Es la manera con la que mira, recostado, algo escorado, en la tensa espera del abatimiento. Parece que alguien le puso esa silla y le empujó, y tal y como cayó, se ha quedado. Inmóvil inquietud. Quizás simple apatía por el momento. Desidia frente a dos tipos encorbatados. La División de Investigación Criminal de la Policía Estatal de Lousiana no le es ajena, pero si antes no le imponía, ahora le es indiferente.
Su aspecto es desaliñado, descuidado en un punto atractivo. Algo semejante a la dejadez de un mendigo. No entran ganas de repeinarlo y echarle colonia, más bien todo lo contrario. Hay cierta sensualidad en sus manos y en sus vividos ojos hundidos. Su camisa sobada y remangada, sobre una camiseta, muestra unos tatuajes casi carcelarios. Su único punto de conexión con una vida ordenada, es un reloj. No inspira un sentimiento compasivo. Parece desahuciado, pero sus gestos no son de perdedor, son pocos, pero contundentes. Podría confundirse con un tipo acabado, sin embargo, si se mira bien, desprende fuerza y seguridad en sí mismo. Con una capacidad de creer desde el descrédito. Se sabe el mejor hasta para fracasar. Aunque quizás, sea todo lo contrario.
Cohle es antagonismo puro frente al que fue su compañero. Nada de traje y pulcritud. Inexistente sentido de la familia. Pesimismo existencial. Inapreciable el sureño temor de Dios, mas bien al contrario, rebate las doctrinas a cada paso, desde el nihilismo más acérrimo. Polos opuestos unidos por el destino laboral. Frente a las preguntas de los detectives, la misma diferencia patente, en las respuestas, tono, locuacidad, y en los gestos. Sin duda la mejor manera de conocer un caso, desde dos puntos de vista tan contrarios.

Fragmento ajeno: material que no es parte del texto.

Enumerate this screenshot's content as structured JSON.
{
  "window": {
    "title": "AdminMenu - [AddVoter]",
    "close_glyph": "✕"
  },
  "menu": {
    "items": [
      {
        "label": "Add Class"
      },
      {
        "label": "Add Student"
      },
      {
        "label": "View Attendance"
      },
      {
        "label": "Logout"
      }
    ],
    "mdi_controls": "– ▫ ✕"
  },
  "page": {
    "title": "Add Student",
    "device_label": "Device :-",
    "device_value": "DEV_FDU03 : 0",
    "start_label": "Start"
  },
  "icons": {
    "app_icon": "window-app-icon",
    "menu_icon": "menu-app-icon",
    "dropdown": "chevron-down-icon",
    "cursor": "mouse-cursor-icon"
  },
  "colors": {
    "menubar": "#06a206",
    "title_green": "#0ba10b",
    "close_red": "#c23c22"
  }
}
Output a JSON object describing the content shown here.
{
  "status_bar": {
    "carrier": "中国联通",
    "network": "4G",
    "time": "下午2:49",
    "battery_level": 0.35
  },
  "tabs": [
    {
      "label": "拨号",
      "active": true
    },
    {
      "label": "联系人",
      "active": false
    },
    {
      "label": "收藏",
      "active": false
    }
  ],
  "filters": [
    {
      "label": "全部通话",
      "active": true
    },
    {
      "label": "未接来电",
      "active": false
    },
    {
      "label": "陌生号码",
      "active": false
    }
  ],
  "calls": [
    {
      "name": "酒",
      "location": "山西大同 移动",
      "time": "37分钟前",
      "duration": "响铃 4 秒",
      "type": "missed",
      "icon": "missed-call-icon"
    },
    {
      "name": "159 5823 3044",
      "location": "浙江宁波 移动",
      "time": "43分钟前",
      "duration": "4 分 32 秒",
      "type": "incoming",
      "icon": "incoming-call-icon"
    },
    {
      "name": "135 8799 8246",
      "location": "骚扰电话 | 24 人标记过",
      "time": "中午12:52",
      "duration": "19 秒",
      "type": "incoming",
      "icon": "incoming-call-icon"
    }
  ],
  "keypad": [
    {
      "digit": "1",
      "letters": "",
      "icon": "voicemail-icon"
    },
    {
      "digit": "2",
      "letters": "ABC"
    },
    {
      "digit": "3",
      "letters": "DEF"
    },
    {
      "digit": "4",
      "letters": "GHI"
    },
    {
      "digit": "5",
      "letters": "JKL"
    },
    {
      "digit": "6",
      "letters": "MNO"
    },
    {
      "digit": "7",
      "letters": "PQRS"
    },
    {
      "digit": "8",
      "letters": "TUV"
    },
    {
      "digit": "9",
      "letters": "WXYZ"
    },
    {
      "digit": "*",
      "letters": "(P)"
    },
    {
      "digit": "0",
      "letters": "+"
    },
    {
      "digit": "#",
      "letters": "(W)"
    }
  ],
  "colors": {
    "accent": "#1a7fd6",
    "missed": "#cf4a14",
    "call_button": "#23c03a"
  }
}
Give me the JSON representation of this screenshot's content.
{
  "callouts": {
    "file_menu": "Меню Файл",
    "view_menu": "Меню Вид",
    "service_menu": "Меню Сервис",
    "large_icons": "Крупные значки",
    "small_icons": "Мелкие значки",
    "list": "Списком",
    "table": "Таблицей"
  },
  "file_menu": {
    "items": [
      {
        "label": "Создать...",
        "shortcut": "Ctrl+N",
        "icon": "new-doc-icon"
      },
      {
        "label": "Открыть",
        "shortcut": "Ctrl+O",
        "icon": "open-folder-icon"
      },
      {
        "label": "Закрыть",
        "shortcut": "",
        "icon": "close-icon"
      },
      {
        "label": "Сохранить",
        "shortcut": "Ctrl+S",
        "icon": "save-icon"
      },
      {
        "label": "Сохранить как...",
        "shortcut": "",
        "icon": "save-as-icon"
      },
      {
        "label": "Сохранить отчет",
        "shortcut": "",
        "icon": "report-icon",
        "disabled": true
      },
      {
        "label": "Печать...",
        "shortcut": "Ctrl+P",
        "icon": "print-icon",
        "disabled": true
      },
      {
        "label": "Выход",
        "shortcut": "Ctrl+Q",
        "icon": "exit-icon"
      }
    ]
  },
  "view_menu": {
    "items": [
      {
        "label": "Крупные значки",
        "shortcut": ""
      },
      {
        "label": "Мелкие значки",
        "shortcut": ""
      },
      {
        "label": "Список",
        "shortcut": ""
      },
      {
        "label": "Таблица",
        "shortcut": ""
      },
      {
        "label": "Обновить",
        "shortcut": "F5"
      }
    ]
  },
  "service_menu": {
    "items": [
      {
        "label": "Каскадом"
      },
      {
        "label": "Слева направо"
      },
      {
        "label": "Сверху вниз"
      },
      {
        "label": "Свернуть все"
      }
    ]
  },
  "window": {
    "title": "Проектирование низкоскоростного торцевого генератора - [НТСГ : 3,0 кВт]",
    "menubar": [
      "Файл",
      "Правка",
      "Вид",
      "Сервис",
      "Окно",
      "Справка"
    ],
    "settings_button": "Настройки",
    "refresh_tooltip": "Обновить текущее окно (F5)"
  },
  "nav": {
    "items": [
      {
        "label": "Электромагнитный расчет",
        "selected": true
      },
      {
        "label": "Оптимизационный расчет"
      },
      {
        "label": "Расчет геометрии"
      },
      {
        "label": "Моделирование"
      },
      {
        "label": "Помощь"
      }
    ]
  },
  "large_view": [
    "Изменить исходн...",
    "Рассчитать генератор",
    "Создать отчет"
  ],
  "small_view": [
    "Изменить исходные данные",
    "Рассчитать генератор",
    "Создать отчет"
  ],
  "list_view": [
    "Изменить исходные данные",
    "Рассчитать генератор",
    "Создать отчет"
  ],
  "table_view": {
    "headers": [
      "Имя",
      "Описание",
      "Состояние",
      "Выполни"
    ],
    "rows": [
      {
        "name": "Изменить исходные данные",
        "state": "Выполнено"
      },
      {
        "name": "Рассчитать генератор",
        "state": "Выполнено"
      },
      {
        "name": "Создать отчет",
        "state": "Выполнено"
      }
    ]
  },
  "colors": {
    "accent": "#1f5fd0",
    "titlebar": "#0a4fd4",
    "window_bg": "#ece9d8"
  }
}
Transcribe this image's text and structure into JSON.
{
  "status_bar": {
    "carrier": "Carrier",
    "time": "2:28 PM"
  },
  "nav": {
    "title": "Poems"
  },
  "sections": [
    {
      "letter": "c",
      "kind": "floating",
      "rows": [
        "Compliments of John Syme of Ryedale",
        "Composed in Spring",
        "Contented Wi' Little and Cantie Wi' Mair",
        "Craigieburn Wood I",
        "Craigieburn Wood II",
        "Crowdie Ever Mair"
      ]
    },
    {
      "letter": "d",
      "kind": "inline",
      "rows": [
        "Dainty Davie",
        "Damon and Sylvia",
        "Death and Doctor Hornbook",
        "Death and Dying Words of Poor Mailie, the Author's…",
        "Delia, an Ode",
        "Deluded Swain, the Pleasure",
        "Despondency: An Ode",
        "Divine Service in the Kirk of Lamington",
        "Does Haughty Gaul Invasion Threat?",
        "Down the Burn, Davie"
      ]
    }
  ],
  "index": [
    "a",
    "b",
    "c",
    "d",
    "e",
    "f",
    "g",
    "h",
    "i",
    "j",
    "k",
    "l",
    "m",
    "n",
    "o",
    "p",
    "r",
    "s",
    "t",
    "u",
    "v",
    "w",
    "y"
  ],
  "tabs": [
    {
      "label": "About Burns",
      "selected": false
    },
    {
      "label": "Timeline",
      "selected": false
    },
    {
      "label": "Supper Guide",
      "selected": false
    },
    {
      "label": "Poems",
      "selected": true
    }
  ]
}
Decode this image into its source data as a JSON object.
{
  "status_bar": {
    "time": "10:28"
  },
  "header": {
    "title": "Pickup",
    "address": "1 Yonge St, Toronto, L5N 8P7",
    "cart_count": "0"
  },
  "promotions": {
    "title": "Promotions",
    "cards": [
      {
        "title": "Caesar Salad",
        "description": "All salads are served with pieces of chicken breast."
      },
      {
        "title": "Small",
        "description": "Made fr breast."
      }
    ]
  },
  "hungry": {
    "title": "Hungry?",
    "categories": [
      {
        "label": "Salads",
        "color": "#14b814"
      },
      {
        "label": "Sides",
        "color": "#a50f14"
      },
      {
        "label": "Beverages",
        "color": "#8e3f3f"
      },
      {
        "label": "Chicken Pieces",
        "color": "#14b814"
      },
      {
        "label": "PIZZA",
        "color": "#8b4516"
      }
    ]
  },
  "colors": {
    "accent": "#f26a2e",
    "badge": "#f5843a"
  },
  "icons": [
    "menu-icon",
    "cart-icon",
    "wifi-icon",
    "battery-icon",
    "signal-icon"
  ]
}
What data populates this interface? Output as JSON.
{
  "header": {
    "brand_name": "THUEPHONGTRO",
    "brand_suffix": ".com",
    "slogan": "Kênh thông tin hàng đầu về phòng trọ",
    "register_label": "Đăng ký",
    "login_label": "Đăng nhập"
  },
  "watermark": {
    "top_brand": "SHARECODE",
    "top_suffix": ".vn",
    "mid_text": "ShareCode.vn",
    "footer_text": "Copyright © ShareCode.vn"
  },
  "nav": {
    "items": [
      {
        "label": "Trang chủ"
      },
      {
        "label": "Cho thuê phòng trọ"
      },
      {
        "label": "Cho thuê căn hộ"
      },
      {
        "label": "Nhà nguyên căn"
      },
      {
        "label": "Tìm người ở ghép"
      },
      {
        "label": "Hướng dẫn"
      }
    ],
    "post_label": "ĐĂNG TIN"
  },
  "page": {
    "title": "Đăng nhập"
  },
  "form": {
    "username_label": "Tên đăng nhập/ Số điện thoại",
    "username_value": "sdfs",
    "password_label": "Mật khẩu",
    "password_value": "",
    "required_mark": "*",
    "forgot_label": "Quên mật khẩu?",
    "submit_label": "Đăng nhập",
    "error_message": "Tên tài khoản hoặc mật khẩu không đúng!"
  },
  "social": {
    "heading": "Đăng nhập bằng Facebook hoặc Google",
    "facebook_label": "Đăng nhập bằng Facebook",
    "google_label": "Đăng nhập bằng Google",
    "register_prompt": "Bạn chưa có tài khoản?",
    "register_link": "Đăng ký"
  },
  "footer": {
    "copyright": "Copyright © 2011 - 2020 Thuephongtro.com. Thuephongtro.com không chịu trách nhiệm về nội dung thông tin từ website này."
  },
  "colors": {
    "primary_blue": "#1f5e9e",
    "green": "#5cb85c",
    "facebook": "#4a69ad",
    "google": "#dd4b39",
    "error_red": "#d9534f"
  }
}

Sabe que dispone del bien más preciado, que tiene información y sabe como usarla, por supuesto, en beneficio propio, en lo que a él le importa, las pequeñas cosas. Cohle marca los tiempos y por eso, cuando llega el momento, saca del bolsillo de la camisa un manoseado paquete de Camel, lo abre sin complejos y se coloca en los labios un cigarrillo. No permite la más mínima queja sobre las estúpidas leyes de edificios públicos y fumadores. Aún así deja en suspenso un clásico mechero, un zippo plateado, de esos con los que al encender el cigarrillo el sabor es mil veces mejor. Y cuando por fin rasga la rueda, que choca en la piedra y prende la mecha, lo hace mirando a los que le han intentado impedir el exquisito momento de fumar. La calada es larga, profunda, intensa, lenta, llenando los pulmones de humo y nicotina, y su gesto al retirar el cigarro de su boca es en extremo masculino. Ahora sí. Ya ha sentado las bases, puede que finalmente consigan la información, pero siempre será, si «Rust» Cohle quiere.